The Korean Teachers Union? Quoting North Korean history textbooks? Tell me it ain’t so!

9 Comments

  1. Gray Hat your flag
    Posted July 26, 2006 at 10:27 am | Permalink

    The article implies, but does not explicitly say, that the “quotations” contained in the teaching materials were made without attribution. Apart from the political aspect — to which I gather much of South Korean society has been, well, de-sensitized — doesn’t anybody there have a problem with educators plagiarizing?

  2. michael your flag
    Posted July 26, 2006 at 10:35 am | Permalink

    “Doesn’t anybody there have a problem with educators plagiarizing?”

    Education Minister Refutes Plagiarism Allegations
    http://times.hankooki.com/lpag.....110510.htm

  3. Gray Hat your flag
    Posted July 26, 2006 at 10:54 am | Permalink

    Thanks, Michael, I hadn’t heard about the story involving the Education Minister. The newspaper account seems a confusing, though: for example, the reference to a 1985 paper is unexplained. But what strikes me is that one of the arguments which the Education Minister’s spokesman offers in his defense is that the student was actually using the minister’s work, with his consent (instead of vice versa). However, the student’s paper didn’t say so! I interpret that to mean that the Education Minister’s defense is: “I didn’t plagiarize; I encouraged my student to plagiarize.”

  4. ul your flag
    Posted July 26, 2006 at 10:56 am | Permalink

    About the whole plagiarism thing. It is crazy the amount that happens in the level of academia, at least within Korea. I suppose one could say that it is a natural progression of what happens in secondary, and university level education, where copying is rampant. Academics also plagiarize. They don’t really enforce/teach the concept of referencing. Academics who have worked more internationally are aware of this and are careful about referencing when it comes to international publications, etc. (I guess to protect the image of Korea - [shrug] ).

  5. Gray Hat your flag
    Posted July 26, 2006 at 11:01 am | Permalink

    One other observation: the headline of the Korea Times article. Not many people I know would characterize this rather muddled set of assertions and excuses, put out through a spokesman, as a “refutation.” Was this a poor translation into English or did the newspaper really judge that the Education Minister had laid the matter to rest?

  6. michael your flag
    Posted July 26, 2006 at 11:20 am | Permalink

    Don’t take the KT too seriously Gray Hat, it’s considered a joke here. I just posted it for the rich inherent irony of the education minister being accused of plagiarism….
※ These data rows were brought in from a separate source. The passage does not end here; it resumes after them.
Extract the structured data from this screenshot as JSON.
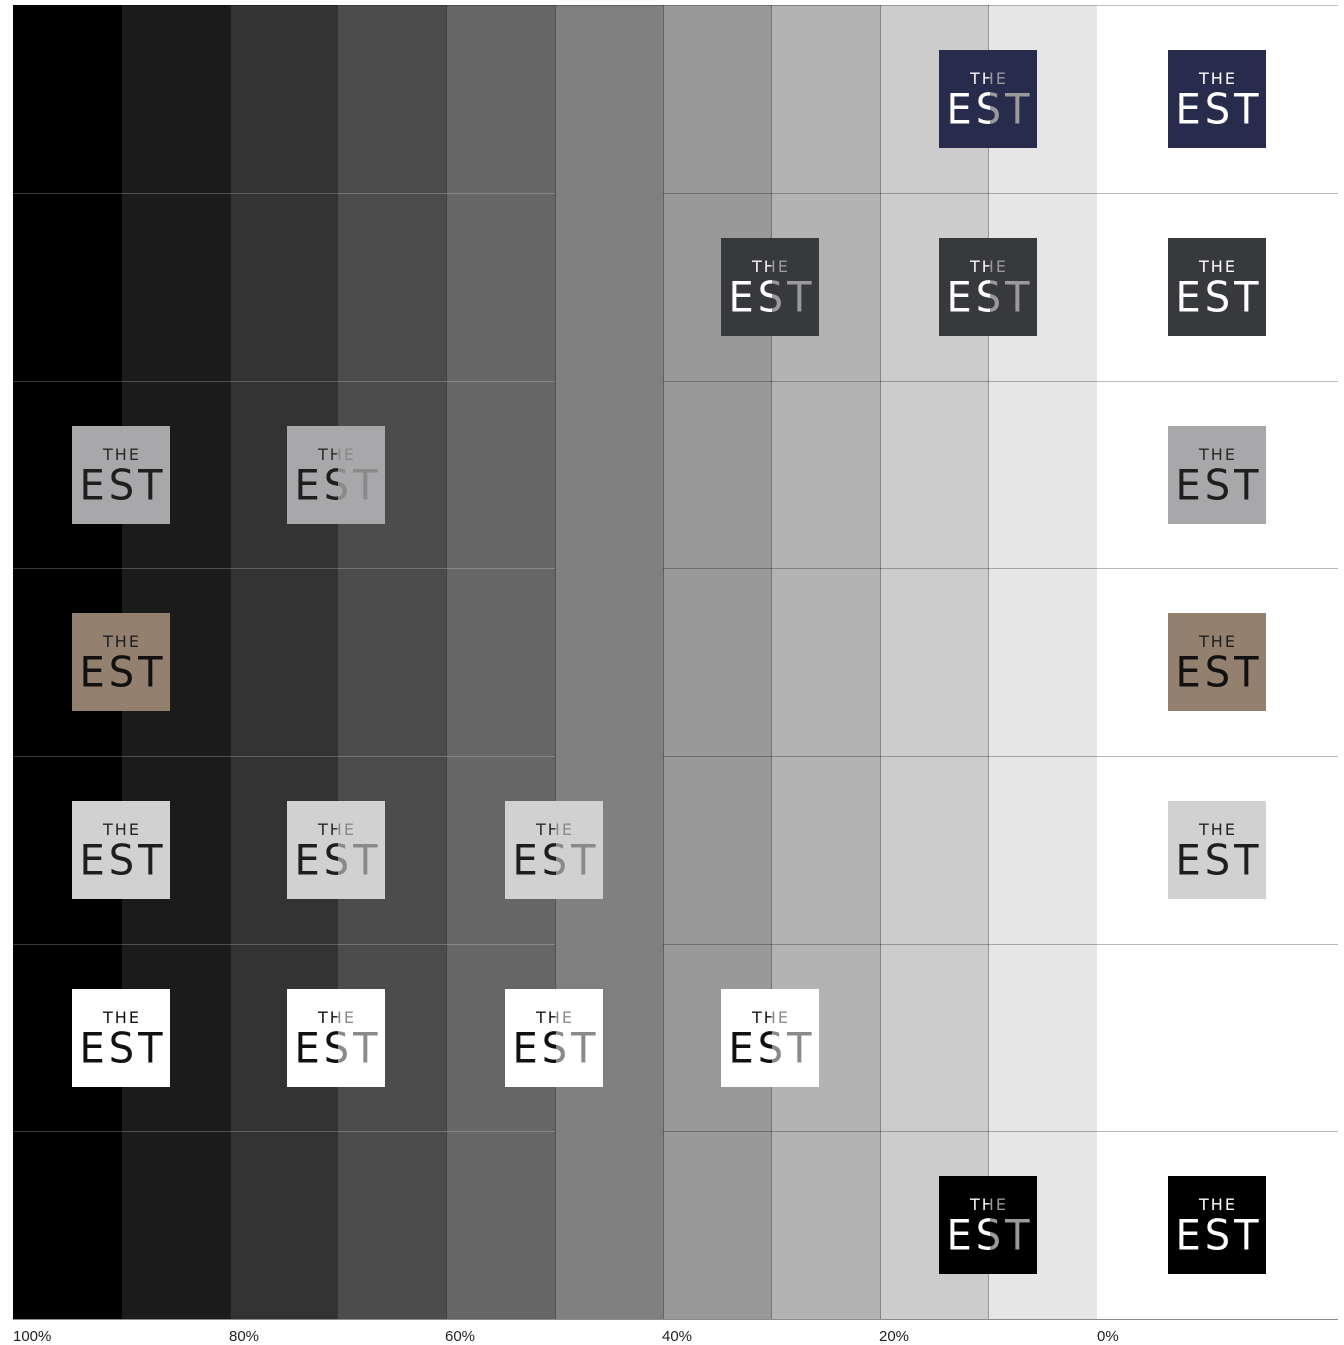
{
  "scale_labels": [
    "100%",
    "80%",
    "60%",
    "40%",
    "20%",
    "0%"
  ],
  "band_colors": [
    "#000000",
    "#1b1b1b",
    "#333333",
    "#4c4c4c",
    "#666666",
    "#808080",
    "#999999",
    "#b3b3b3",
    "#cccccc",
    "#e6e6e6",
    "#ffffff"
  ],
  "logo_text": {
    "small": "THE",
    "big": "EST"
  },
  "logo_variants": [
    {
      "name": "navy",
      "bg": "#272c4c",
      "small_color": "#ffffff",
      "big_color": "#ffffff",
      "placements": [
        "tile-20",
        "tile-0"
      ]
    },
    {
      "name": "charcoal",
      "bg": "#38393d",
      "small_color": "#ffffff",
      "big_color": "#ffffff",
      "placements": [
        "tile-40",
        "tile-20",
        "tile-0"
      ]
    },
    {
      "name": "grey",
      "bg": "#a8a7aa",
      "small_color": "#2a2a2a",
      "big_color": "#1e1e1e",
      "placements": [
        "tile-100",
        "tile-80",
        "tile-0"
      ]
    },
    {
      "name": "taupe",
      "bg": "#94806f",
      "small_color": "#1e1e1e",
      "big_color": "#111111",
      "placements": [
        "tile-100",
        "tile-0"
      ]
    },
    {
      "name": "light-grey",
      "bg": "#d1d1d1",
      "small_color": "#262626",
      "big_color": "#1e1e1e",
      "placements": [
        "tile-100",
        "tile-80",
        "tile-60",
        "tile-0"
      ]
    },
    {
      "name": "white",
      "bg": "#ffffff",
      "small_color": "#111111",
      "big_color": "#111111",
      "placements": [
        "tile-100",
        "tile-80",
        "tile-60",
        "tile-40"
      ]
    },
    {
      "name": "black",
      "bg": "#000000",
      "small_color": "#ffffff",
      "big_color": "#ffffff",
      "placements": [
        "tile-20",
        "tile-0"
      ]
    }
  ]
}
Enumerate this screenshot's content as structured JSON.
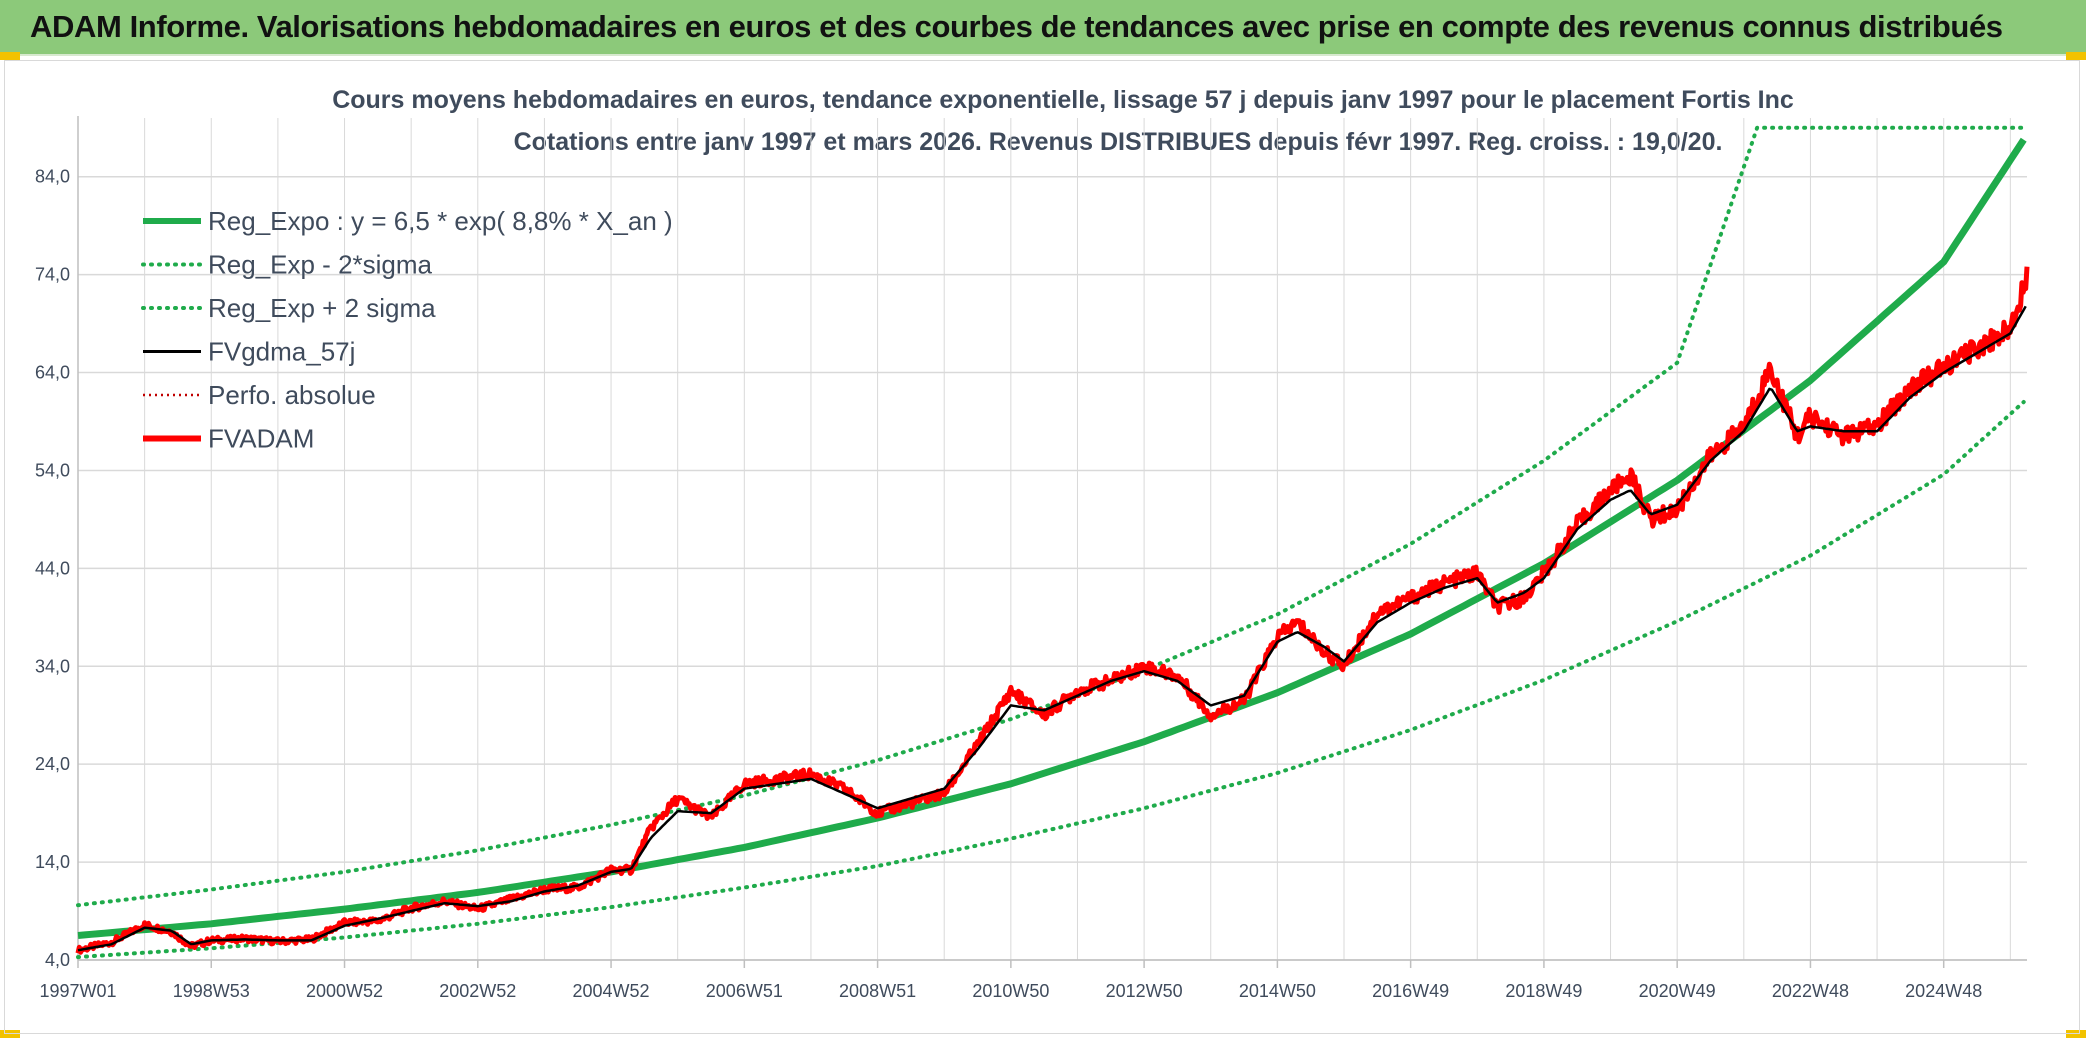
{
  "banner": {
    "title": "ADAM Informe. Valorisations hebdomadaires en euros et des courbes de tendances avec prise en compte des revenus connus distribués"
  },
  "colors": {
    "banner_bg": "#8cc97a",
    "trend": "#1fab4b",
    "band": "#1fab4b",
    "smoothed": "#000000",
    "perf_abs": "#c00000",
    "fvadam": "#ff0000",
    "grid": "#d9d9d9",
    "text": "#3f4b5c"
  },
  "chart_data": {
    "type": "line",
    "title_line1": "Cours moyens hebdomadaires en euros, tendance exponentielle, lissage 57 j depuis janv 1997 pour le placement Fortis Inc",
    "title_line2": "Cotations entre janv 1997 et mars 2026. Revenus DISTRIBUES depuis févr 1997. Reg. croiss. : 19,0/20.",
    "xlabel": "",
    "ylabel": "",
    "x_tick_labels": [
      "1997W01",
      "1998W53",
      "2000W52",
      "2002W52",
      "2004W52",
      "2006W51",
      "2008W51",
      "2010W50",
      "2012W50",
      "2014W50",
      "2016W49",
      "2018W49",
      "2020W49",
      "2022W48",
      "2024W48"
    ],
    "x_tick_years": [
      1997,
      1999,
      2001,
      2003,
      2005,
      2007,
      2009,
      2011,
      2013,
      2015,
      2017,
      2019,
      2021,
      2023,
      2025
    ],
    "xlim": [
      1997,
      2026.25
    ],
    "ylim": [
      4,
      90
    ],
    "y_ticks": [
      4,
      14,
      24,
      34,
      44,
      54,
      64,
      74,
      84
    ],
    "y_tick_labels": [
      "4,0",
      "14,0",
      "24,0",
      "34,0",
      "44,0",
      "54,0",
      "64,0",
      "74,0",
      "84,0"
    ],
    "grid": true,
    "legend_position": "top-left",
    "legend": [
      {
        "label": "Reg_Expo : y = 6,5 * exp( 8,8% *  X_an )",
        "style": "solid-thick",
        "color": "#1fab4b"
      },
      {
        "label": "Reg_Exp - 2*sigma",
        "style": "dotted",
        "color": "#1fab4b"
      },
      {
        "label": "Reg_Exp + 2 sigma",
        "style": "dotted",
        "color": "#1fab4b"
      },
      {
        "label": "FVgdma_57j",
        "style": "solid",
        "color": "#000000"
      },
      {
        "label": "Perfo. absolue",
        "style": "dotted-thin",
        "color": "#c00000"
      },
      {
        "label": "FVADAM",
        "style": "solid-thick",
        "color": "#ff0000"
      }
    ],
    "series": [
      {
        "name": "Reg_Expo : y = 6,5 * exp( 8,8% *  X_an )",
        "x": [
          1997,
          1999,
          2001,
          2003,
          2005,
          2007,
          2009,
          2011,
          2013,
          2015,
          2017,
          2019,
          2021,
          2023,
          2025,
          2026.25
        ],
        "values": [
          6.5,
          7.7,
          9.2,
          10.9,
          13.0,
          15.5,
          18.5,
          22.0,
          26.3,
          31.3,
          37.3,
          44.5,
          53.0,
          63.2,
          75.3,
          88.3
        ]
      },
      {
        "name": "Reg_Exp - 2*sigma",
        "x": [
          1997,
          1999,
          2001,
          2003,
          2005,
          2007,
          2009,
          2011,
          2013,
          2015,
          2017,
          2019,
          2021,
          2023,
          2025,
          2026.25
        ],
        "values": [
          4.3,
          5.2,
          6.3,
          7.7,
          9.4,
          11.4,
          13.6,
          16.4,
          19.5,
          23.1,
          27.5,
          32.6,
          38.6,
          45.3,
          53.6,
          61.3
        ]
      },
      {
        "name": "Reg_Exp + 2 sigma",
        "x": [
          1997,
          1999,
          2001,
          2003,
          2005,
          2007,
          2009,
          2011,
          2013,
          2015,
          2017,
          2019,
          2021,
          2022.2,
          2023,
          2025,
          2026.25
        ],
        "values": [
          9.6,
          11.2,
          13.0,
          15.2,
          17.8,
          20.8,
          24.4,
          28.6,
          33.6,
          39.3,
          46.5,
          55.0,
          65.0,
          89.0,
          89.0,
          89.0,
          89.0
        ]
      },
      {
        "name": "FVgdma_57j",
        "x": [
          1997,
          1997.5,
          1998,
          1998.4,
          1998.7,
          1999,
          1999.5,
          2000,
          2000.5,
          2001,
          2001.5,
          2002,
          2002.5,
          2003,
          2003.5,
          2004,
          2004.5,
          2005,
          2005.3,
          2005.6,
          2006,
          2006.5,
          2007,
          2007.5,
          2008,
          2008.5,
          2009,
          2009.5,
          2010,
          2010.5,
          2011,
          2011.5,
          2012,
          2012.5,
          2013,
          2013.5,
          2014,
          2014.5,
          2015,
          2015.3,
          2015.7,
          2016,
          2016.5,
          2017,
          2017.5,
          2018,
          2018.3,
          2018.7,
          2019,
          2019.5,
          2020,
          2020.3,
          2020.6,
          2021,
          2021.5,
          2022,
          2022.4,
          2022.8,
          2023,
          2023.5,
          2024,
          2024.5,
          2025,
          2025.5,
          2026,
          2026.25
        ],
        "values": [
          5.0,
          5.6,
          7.3,
          7.0,
          5.6,
          6.0,
          6.1,
          6.0,
          6.0,
          7.5,
          8.2,
          9.0,
          9.8,
          9.5,
          10.0,
          11.0,
          11.6,
          13.0,
          13.3,
          16.5,
          19.2,
          19.0,
          21.5,
          22.0,
          22.5,
          21.0,
          19.5,
          20.5,
          21.5,
          25.5,
          30.0,
          29.5,
          31.0,
          32.5,
          33.5,
          32.5,
          30.0,
          31.0,
          36.5,
          37.5,
          36.0,
          34.5,
          38.5,
          40.5,
          42.0,
          43.0,
          40.5,
          41.5,
          43.0,
          48.0,
          51.0,
          52.0,
          49.5,
          50.5,
          55.0,
          58.0,
          62.5,
          58.0,
          58.5,
          58.0,
          58.0,
          61.5,
          64.0,
          66.0,
          68.0,
          71.0
        ]
      },
      {
        "name": "FVADAM",
        "x": [
          1997,
          1997.5,
          1998,
          1998.4,
          1998.7,
          1999,
          1999.5,
          2000,
          2000.5,
          2001,
          2001.5,
          2002,
          2002.5,
          2003,
          2003.5,
          2004,
          2004.5,
          2005,
          2005.3,
          2005.6,
          2006,
          2006.5,
          2007,
          2007.5,
          2008,
          2008.5,
          2009,
          2009.5,
          2010,
          2010.5,
          2011,
          2011.5,
          2012,
          2012.5,
          2013,
          2013.5,
          2014,
          2014.5,
          2015,
          2015.3,
          2015.7,
          2016,
          2016.5,
          2017,
          2017.5,
          2018,
          2018.3,
          2018.7,
          2019,
          2019.5,
          2020,
          2020.3,
          2020.6,
          2021,
          2021.5,
          2022,
          2022.4,
          2022.8,
          2023,
          2023.5,
          2024,
          2024.5,
          2025,
          2025.5,
          2026,
          2026.25
        ],
        "values": [
          5.0,
          5.8,
          7.6,
          6.9,
          5.4,
          6.0,
          6.2,
          5.9,
          6.1,
          7.8,
          8.0,
          9.3,
          10.0,
          9.2,
          10.2,
          11.2,
          11.4,
          13.2,
          13.2,
          17.5,
          20.5,
          18.5,
          22.0,
          22.5,
          23.0,
          21.5,
          19.0,
          20.0,
          21.0,
          26.0,
          31.5,
          29.0,
          31.5,
          32.5,
          34.0,
          33.0,
          29.0,
          30.5,
          37.0,
          38.5,
          35.5,
          34.0,
          39.5,
          41.0,
          42.5,
          43.5,
          40.0,
          41.0,
          43.5,
          48.5,
          52.0,
          53.5,
          49.0,
          50.0,
          55.5,
          58.5,
          64.5,
          57.5,
          59.5,
          57.5,
          58.5,
          62.5,
          64.5,
          66.5,
          68.5,
          74.0
        ]
      }
    ]
  }
}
  7. Posted July 26, 2006 at 11:54 am | Permalink

    I wouldn’t necessarily say the KTU is considered a “joke” in Korea…

  8. montclaire your flag
    Posted July 26, 2006 at 12:08 pm | Permalink

    We shouldn’t underestimate the extent to which SK people swallow NK history simply because it tastes better. It’s much nicer to believe that a Korean Revolutionary Army was giving the Japanese hell during the colonial era than to believe the truth, i.e. almost unanimous collaboration to the nth degree. Even the fact that the Norks themselves didn’t claim most of that nonsense until the mid-1960s doesn’t seem to faze any of those “teachers”.

  9. R. Elgin your flag
    Posted July 26, 2006 at 12:19 pm | Permalink

    I simply wonder why instead of attempting to publish a list of people who collaborated with the Japanese way back when, why doesn’t the government disband and fire every alleged educator connected to the KTU since they are so clearly promoting a policital agenda that is at the expense of South Korean democracy. The fact that they are allowed to do as they have done is disgraceful since it is clearly subversion of fact with an alterior motive.